The plan would force mobile phones to keep assisted GPS (A-GPS) permanently active, allowing authorities to access device-level location data with extreme precision.
The proposal has been opposed by Apple, Google and Samsung over privacy risks, as per sources and documents cited by the publication.
Industry body India Cellular & Electronics Association (ICEA), which represents Apple and Google, warned the government in a confidential July letter that such a measure has no global precedent.
ICEA highlighted that such a move could conflict with India’s constitutional privacy rights, data protection laws and telecom regulations. It also warned of privacy and security risks, as tracking might expose movements of sensitive users like military personnel, judges, journalists and executives for leaks or other types of misuse.

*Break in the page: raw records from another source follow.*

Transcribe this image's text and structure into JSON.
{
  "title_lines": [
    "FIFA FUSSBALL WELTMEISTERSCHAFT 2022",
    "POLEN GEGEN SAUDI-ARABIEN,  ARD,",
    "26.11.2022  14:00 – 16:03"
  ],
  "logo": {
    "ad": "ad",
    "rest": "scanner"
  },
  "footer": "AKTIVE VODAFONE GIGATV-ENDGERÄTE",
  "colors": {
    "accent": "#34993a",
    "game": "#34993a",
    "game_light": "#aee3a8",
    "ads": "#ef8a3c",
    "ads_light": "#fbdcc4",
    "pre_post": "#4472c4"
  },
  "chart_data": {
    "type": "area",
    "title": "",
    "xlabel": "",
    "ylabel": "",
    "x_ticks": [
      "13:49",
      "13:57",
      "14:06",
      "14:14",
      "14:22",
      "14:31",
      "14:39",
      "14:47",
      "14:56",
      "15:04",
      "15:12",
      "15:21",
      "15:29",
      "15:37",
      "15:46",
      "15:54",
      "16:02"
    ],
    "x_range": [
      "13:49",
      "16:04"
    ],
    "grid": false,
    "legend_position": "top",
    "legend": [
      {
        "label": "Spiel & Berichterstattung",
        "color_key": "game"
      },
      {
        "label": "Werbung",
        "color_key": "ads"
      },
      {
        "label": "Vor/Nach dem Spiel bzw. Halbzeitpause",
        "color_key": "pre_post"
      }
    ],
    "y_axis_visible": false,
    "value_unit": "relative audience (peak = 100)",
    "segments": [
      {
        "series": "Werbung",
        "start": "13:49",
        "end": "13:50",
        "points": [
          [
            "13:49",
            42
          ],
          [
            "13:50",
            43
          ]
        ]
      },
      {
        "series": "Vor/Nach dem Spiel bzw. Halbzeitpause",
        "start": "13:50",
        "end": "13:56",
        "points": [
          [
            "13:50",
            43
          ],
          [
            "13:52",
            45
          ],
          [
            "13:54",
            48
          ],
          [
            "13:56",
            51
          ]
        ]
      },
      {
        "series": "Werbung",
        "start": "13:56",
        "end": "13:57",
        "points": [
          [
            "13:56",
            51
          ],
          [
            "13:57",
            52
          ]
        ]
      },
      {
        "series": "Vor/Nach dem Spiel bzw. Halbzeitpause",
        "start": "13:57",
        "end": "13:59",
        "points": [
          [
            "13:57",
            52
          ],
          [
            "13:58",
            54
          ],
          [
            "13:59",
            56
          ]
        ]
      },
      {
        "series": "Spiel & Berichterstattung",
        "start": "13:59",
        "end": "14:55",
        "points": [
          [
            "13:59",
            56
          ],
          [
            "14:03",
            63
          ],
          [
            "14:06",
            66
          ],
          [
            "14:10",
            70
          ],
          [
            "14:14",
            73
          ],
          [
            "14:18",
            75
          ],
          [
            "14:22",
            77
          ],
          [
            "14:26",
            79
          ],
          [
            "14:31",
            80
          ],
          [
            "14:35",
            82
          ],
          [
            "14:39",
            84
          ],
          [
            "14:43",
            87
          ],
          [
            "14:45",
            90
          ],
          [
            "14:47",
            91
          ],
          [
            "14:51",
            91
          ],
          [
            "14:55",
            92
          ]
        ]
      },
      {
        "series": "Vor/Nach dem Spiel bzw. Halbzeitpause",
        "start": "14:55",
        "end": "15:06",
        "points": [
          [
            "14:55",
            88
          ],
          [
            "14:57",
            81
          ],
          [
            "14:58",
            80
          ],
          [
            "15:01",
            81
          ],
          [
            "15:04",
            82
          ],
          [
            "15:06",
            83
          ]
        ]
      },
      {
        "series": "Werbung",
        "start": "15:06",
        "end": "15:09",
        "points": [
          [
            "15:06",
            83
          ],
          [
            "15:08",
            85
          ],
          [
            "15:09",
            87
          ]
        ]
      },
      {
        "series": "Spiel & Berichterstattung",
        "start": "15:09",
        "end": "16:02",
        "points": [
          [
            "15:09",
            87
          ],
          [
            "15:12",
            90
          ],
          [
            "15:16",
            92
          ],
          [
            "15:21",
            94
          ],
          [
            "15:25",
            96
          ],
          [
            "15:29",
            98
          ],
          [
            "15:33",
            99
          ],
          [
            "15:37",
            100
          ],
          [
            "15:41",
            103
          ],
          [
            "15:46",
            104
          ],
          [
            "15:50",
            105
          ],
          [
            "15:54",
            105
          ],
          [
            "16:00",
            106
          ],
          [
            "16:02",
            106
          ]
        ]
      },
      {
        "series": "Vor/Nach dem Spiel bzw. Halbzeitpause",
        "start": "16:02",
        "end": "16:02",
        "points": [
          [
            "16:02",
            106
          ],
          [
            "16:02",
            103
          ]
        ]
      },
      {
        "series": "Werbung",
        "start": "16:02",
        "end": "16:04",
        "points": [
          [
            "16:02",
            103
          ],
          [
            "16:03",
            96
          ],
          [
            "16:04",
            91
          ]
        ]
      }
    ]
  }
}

Security agencies have long argued that tower-level location data from telcos is not precise enough for investigations or emergency responses. Telcos, in turn, say they cannot provide more accurate data unless Android and iOS allow always-on A-GPS access for lawful requests.
The report comes immediately after the Sanchar Saathi episode, where smartphone brands were ordered to preload a non-removable government app, only for the mandate to be withdrawn after backlash over surveillance and legality.
Civil liberties and digital forensics experts warn that meter-level, always-on location access would effectively turn every smartphone into a “dedicated surveillance device”. While A-GPS already offers extreme accuracy, making it permanently available to the state would dramatically lower the friction and visibility of surveillance.
There is also a fight over transparency. The Cellular Operators Association of India (COAI) has reportedly pushed for disabling pop-up alerts that inform users when their location is accessed, arguing that such alerts tip off “targets”. Apple and Google counter that these alerts are a basic consent and transparency safeguard. Removing them, they argue, would normalise invisible tracking without user awareness.